# Time for noms/subs for September...



## ChilDawg (Apr 30, 2006)

Time for some nominees, and some great pics. These are due by *September 30th*.

Photos: You can submit one piranha picture (for POTM, sponsored by Aquatic Sanctuary) and one non-piranha picture (for NPOTM) to me via PM. Please make sure that they are not posted elsewhere on site, and please also make sure that you don't reveal that they belong to you until after the voting period has concluded.

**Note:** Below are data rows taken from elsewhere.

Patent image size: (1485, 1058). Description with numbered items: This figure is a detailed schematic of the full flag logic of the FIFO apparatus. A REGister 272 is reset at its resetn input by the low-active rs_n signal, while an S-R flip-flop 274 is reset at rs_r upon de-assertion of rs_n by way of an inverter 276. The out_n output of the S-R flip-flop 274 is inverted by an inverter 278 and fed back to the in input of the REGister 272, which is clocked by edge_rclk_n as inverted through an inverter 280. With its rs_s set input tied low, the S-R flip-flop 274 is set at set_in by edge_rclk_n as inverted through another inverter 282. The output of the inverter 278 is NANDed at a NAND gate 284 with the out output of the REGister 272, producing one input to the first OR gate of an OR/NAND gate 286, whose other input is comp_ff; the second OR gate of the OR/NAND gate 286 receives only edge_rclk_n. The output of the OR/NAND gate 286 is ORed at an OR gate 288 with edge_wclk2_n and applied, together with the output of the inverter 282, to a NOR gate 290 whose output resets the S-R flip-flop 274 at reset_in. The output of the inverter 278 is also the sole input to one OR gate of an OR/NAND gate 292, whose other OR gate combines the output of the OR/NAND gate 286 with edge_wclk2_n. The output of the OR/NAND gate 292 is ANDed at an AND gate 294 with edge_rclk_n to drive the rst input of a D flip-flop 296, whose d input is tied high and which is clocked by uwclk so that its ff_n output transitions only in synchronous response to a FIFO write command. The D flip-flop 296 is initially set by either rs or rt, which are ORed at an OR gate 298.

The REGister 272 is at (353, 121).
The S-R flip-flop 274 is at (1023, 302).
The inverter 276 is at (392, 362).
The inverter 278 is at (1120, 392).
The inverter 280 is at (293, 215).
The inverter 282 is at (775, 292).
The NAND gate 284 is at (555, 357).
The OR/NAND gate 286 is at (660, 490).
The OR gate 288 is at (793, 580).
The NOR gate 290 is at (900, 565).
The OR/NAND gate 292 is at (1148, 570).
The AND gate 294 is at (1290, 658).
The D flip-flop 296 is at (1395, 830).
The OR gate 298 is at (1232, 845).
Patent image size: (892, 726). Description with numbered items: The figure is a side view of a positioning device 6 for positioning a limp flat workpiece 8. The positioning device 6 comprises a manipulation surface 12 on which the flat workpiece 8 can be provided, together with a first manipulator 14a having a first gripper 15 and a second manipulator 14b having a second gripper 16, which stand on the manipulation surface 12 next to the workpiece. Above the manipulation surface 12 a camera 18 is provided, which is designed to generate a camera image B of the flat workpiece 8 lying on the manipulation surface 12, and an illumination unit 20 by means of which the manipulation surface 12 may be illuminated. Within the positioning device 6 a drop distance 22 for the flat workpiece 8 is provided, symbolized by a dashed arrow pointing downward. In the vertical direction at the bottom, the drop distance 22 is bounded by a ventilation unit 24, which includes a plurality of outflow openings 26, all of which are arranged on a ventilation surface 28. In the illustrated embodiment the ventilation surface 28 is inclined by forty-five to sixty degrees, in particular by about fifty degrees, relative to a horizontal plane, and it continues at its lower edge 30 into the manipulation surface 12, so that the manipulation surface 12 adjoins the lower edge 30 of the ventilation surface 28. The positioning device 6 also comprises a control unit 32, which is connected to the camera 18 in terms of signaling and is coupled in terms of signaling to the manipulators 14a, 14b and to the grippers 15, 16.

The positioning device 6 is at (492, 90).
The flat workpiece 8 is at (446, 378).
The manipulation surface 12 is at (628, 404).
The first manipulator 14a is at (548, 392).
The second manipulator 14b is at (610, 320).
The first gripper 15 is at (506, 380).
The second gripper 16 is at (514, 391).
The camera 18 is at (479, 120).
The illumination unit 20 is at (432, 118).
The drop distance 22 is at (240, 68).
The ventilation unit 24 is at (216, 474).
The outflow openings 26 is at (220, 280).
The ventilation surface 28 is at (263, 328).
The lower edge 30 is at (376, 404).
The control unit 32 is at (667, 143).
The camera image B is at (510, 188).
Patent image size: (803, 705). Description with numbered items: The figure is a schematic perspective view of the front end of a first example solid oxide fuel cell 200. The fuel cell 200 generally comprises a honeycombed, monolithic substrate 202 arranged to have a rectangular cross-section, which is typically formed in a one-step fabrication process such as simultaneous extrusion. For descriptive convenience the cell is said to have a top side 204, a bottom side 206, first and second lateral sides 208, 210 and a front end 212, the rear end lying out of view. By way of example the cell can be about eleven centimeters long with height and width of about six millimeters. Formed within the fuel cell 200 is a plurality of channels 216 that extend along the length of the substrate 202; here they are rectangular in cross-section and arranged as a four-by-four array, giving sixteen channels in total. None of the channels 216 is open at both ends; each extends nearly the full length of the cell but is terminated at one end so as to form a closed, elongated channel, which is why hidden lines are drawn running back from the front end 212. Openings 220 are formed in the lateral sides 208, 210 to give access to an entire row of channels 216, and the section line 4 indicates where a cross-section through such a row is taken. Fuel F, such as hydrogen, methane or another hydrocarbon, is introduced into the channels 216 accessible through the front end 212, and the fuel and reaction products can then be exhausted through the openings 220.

Though I would prefer that submissions were 800 x 600, I have noticed that the PM box autoresizes them to 640 x 480 (or something along those lines) anyway, so just make sure that the pics would translate well to 640 x 480 when resized.

Nominations: You may nominate people for MOTM. The only exceptions are the people who won between October and December of last year, and the winners of this year so far, "Site Moderators", Admins and Webmasters (Team P-Fury is still eligible). (That having been said, you may nominate anyone you want from the *August* list at this point and if they happen to win, so be it, they will simply be removed from this competition.) You may choose to nominate them in this thread or via PM. If our list is longer than ten, some nominees may be pruned (especially those who haven't posted in *September*, those who are currently suspended or banned, or those who have been suspended or banned during that month). I won't prune too much, though, unless we have a ridiculous list that's hard to wade through.

A thought on nominations: Sometimes I like to do a theme for my nominations. One month, I did moderators (actually, that's been a theme for me in a lot of months). Another month, my theme was "guys who help out in the reptile section". I've also had sillier themes, like "me and a bunch of spambots so that Taylor would cap the nominees at this point and I would win". (Taylor thought it was funny, but realized that I wasn't all that serious.) Think hard about this--if you see someone who's busting their balls on the site, but never gets appreciation for it, nominate them. If you see someone who's helped you quite a bit in the recent past, give them a nod. If you see someone who's made 2000 posts in the last three hours, smack them around a bit.


----------



## ChilDawg (Apr 30, 2006)

Bump.


----------



## ChilDawg (Apr 30, 2006)

Bump.


----------



## ChilDawg (Apr 30, 2006)

Bump...


----------



## ChilDawg (Apr 30, 2006)

Bump!


----------



## ChilDawg (Apr 30, 2006)

Bump!


----------



## ChilDawg (Apr 30, 2006)

Bump.


----------



## ChilDawg (Apr 30, 2006)

MOAR PICS!!!!1!!112!!!3! (plz?)


----------



## ChilDawg (Apr 30, 2006)

Tomorrow, tomorrow, no more noms tomorrow...it's only a dayyyy away...


----------



## ChilDawg (Apr 30, 2006)

Bump...I'll close these contest noms tonight...


----------